L'association Retravailler, fondée par Évelyne Sullerot en 1973, est à l'initiative d'une pédagogie innovante d'orientation, toujours d’actualité, en vue de préparer des femmes à la reprise d'un emploi. Dès les années 80, l'APEC, avec sa session "Déclic" mettait à disposition de son public de cadres un outil de formation très opérationnel pour la reconversion professionnelle et l'aide à la recherche d'emploi 375 . Depuis près de vingt ans, le public jeune continue de bénéficier de ce type de dispositif d'orientation, sous des appellations diverses, en fonction des différents plans pour l'emploi (programmes « Paque », « Trace », Modules collectifs de première orientation, Mobilisation et action pour l'emploi etc.) 376 . Pour les demandeurs d’emploi, les Sessions d'Orientation Approfondie (SOA) mises en dès 1983 au sein de l'ANPE à la suite d'un travail de collaboration avec différents partenaires 377 , avaient pour objectif l'aide à l'élaboration d'un projet professionnel dans une dynamique.

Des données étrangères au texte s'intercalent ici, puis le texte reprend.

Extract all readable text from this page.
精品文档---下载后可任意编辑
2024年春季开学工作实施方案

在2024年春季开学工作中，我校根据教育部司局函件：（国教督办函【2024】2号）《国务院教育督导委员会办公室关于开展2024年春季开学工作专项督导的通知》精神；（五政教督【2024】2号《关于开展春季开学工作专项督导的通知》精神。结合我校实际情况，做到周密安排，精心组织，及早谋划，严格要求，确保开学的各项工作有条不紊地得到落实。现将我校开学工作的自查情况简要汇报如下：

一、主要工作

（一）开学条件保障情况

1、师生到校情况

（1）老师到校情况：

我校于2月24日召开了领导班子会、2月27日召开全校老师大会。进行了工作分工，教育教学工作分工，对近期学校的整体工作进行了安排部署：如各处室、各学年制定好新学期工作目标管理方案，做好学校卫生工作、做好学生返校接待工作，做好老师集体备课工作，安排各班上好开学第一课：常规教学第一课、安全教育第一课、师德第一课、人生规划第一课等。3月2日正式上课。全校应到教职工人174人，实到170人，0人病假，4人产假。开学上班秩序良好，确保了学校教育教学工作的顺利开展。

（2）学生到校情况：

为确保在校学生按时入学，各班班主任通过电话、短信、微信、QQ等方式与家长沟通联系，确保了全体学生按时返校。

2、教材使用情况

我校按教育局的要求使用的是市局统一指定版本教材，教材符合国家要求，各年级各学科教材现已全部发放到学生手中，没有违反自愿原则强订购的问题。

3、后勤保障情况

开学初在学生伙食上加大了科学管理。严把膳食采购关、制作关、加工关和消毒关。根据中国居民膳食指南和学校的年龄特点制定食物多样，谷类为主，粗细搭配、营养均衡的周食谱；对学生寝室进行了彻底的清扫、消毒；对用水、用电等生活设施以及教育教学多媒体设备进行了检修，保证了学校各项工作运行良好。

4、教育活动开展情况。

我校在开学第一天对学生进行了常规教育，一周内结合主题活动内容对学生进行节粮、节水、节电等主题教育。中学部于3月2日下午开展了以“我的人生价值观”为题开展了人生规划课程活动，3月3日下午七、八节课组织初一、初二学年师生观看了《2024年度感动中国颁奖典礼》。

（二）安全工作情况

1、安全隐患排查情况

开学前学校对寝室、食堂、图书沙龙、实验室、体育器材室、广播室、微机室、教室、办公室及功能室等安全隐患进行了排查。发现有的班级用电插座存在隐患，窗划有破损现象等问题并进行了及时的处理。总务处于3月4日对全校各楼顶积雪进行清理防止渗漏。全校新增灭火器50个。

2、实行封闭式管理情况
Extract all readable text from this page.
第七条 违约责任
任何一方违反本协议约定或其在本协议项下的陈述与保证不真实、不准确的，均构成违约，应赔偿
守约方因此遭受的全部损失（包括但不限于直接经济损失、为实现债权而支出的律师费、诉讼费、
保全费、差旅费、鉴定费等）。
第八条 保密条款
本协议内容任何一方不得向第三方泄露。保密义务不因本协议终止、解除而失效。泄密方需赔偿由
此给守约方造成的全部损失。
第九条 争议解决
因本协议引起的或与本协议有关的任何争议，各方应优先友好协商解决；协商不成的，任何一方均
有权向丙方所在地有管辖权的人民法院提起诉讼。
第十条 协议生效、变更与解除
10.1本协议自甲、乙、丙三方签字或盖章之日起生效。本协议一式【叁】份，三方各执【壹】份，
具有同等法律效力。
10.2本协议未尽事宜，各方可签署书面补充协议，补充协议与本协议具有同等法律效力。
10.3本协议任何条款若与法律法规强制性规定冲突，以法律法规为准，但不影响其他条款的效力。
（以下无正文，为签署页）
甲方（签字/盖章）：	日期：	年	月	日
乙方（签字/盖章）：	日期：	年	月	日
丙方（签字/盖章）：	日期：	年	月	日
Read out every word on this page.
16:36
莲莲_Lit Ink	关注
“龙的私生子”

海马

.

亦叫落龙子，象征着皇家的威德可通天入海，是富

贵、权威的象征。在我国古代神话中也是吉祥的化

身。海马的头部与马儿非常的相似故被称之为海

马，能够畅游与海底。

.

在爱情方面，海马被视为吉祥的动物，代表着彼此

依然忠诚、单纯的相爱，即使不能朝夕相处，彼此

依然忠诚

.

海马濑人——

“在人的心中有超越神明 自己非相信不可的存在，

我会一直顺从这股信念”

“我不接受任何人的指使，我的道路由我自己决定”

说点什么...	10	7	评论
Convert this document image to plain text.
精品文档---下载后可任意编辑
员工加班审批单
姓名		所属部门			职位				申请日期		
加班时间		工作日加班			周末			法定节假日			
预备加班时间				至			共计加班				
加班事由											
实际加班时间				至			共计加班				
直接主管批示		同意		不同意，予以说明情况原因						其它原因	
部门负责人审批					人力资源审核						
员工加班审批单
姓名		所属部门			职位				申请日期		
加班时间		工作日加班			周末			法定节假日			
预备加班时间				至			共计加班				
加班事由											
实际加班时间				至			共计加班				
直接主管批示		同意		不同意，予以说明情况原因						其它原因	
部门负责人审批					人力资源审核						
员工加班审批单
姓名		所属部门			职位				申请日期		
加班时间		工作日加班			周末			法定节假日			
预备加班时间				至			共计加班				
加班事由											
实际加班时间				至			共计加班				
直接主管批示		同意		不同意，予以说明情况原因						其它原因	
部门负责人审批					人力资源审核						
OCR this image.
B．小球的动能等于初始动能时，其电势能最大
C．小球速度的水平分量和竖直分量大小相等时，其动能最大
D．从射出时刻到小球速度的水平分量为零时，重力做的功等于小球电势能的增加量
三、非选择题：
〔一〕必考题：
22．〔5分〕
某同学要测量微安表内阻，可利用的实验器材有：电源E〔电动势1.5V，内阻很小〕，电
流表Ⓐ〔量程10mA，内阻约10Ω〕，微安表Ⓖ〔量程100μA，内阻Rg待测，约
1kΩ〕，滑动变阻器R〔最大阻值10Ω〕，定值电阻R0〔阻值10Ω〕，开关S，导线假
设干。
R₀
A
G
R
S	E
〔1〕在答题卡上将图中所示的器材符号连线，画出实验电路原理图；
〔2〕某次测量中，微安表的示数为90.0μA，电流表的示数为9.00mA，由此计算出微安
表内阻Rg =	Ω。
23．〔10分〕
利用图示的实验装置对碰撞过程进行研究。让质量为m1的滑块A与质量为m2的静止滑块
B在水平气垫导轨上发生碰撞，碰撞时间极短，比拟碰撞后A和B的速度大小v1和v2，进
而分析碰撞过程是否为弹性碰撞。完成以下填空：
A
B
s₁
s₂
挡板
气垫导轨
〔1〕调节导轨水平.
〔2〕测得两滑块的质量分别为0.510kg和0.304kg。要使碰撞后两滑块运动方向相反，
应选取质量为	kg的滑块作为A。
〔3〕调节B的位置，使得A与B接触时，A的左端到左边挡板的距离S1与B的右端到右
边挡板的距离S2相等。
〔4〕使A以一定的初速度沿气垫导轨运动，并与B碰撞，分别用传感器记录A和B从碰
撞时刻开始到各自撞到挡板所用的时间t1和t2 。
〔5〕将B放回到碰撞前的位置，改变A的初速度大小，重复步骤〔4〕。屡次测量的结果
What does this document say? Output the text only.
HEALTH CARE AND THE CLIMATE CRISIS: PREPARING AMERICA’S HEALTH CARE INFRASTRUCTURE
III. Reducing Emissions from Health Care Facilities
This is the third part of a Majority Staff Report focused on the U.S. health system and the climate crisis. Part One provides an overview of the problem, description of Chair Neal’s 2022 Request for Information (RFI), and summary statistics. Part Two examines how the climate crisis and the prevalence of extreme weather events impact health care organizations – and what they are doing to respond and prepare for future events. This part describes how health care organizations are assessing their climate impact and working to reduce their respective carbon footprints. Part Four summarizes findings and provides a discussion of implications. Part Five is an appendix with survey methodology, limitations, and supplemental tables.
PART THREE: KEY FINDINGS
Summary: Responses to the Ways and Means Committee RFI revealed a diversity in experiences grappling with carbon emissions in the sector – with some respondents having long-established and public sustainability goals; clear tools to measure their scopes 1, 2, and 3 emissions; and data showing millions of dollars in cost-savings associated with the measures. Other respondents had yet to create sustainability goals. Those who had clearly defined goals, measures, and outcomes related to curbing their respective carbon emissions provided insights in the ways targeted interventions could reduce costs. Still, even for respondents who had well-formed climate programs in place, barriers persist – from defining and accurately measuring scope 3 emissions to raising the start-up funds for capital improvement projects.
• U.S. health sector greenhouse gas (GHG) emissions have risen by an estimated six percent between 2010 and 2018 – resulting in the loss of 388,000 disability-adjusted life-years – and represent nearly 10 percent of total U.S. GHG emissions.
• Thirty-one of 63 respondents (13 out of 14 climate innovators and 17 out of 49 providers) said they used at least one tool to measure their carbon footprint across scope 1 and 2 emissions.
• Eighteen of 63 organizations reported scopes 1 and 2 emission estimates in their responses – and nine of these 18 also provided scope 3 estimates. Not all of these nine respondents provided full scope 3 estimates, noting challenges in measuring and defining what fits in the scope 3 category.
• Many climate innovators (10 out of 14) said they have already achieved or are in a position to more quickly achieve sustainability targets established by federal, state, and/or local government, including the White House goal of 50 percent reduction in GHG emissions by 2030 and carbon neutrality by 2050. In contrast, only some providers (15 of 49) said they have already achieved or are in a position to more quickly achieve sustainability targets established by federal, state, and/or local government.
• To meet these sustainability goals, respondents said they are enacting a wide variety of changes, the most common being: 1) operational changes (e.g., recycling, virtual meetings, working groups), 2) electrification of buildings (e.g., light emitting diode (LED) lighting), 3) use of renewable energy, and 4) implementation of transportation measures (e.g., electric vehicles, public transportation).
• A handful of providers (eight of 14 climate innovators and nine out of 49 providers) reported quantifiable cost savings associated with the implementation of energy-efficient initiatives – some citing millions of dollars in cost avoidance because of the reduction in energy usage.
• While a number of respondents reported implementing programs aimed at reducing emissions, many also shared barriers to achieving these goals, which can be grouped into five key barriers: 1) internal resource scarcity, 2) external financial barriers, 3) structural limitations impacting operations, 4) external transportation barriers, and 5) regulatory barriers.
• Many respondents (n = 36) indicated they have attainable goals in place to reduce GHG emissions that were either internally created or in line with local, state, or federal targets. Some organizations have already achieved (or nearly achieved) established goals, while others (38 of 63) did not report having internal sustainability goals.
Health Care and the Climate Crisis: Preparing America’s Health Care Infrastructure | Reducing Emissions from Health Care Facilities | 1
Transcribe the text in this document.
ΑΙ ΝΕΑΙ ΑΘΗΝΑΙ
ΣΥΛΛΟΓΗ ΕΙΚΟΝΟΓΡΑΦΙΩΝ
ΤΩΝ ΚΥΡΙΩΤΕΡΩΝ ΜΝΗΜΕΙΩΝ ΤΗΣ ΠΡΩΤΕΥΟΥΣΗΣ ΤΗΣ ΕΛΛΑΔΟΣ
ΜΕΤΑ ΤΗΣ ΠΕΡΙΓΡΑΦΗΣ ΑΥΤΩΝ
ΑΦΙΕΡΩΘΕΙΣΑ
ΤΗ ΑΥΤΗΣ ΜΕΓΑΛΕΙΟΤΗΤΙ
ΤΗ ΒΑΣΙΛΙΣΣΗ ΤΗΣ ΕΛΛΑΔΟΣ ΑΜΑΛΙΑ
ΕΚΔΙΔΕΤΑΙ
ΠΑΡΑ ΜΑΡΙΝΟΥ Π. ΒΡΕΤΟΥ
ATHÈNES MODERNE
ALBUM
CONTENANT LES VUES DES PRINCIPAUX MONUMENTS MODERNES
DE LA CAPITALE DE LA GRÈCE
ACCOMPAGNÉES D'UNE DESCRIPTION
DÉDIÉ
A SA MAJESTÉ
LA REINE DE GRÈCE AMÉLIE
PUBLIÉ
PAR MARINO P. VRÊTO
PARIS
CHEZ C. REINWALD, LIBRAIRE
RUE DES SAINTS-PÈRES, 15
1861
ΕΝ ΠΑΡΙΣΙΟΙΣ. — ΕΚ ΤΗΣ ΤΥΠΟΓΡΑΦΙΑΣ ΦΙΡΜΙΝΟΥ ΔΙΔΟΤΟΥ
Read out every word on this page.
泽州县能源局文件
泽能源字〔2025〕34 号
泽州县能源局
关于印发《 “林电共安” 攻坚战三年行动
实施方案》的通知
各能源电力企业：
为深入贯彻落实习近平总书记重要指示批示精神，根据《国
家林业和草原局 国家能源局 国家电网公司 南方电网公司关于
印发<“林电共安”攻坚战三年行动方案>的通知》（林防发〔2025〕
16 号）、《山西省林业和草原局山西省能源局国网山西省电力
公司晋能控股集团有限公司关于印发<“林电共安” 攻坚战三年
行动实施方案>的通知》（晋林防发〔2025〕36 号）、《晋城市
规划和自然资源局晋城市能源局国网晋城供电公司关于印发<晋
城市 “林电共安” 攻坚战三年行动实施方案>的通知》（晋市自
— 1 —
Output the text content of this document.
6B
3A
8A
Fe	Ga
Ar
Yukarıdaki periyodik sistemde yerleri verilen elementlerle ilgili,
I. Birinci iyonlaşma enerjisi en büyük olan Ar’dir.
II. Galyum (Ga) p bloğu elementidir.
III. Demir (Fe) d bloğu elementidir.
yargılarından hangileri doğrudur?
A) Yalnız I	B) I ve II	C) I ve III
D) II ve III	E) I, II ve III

Aujourd’hui, elles semblent cependant avoir été supplantées par les pratiques d’accompagnement plus individualisé, initiées par le programme "Nouveau départ" du Plan national d'action pour l'emploi, issu des directives européennes 378 .

Enfin, depuis 1991, dans le cadre du nouveau droit au bilan et du congé de bilan, des sessions de bilan d'une vingtaine d'heures sont mises à disposition du public jeune, demandeur d'emploi et salarié, permettant l'élaboration de projet professionnel en partie en groupe.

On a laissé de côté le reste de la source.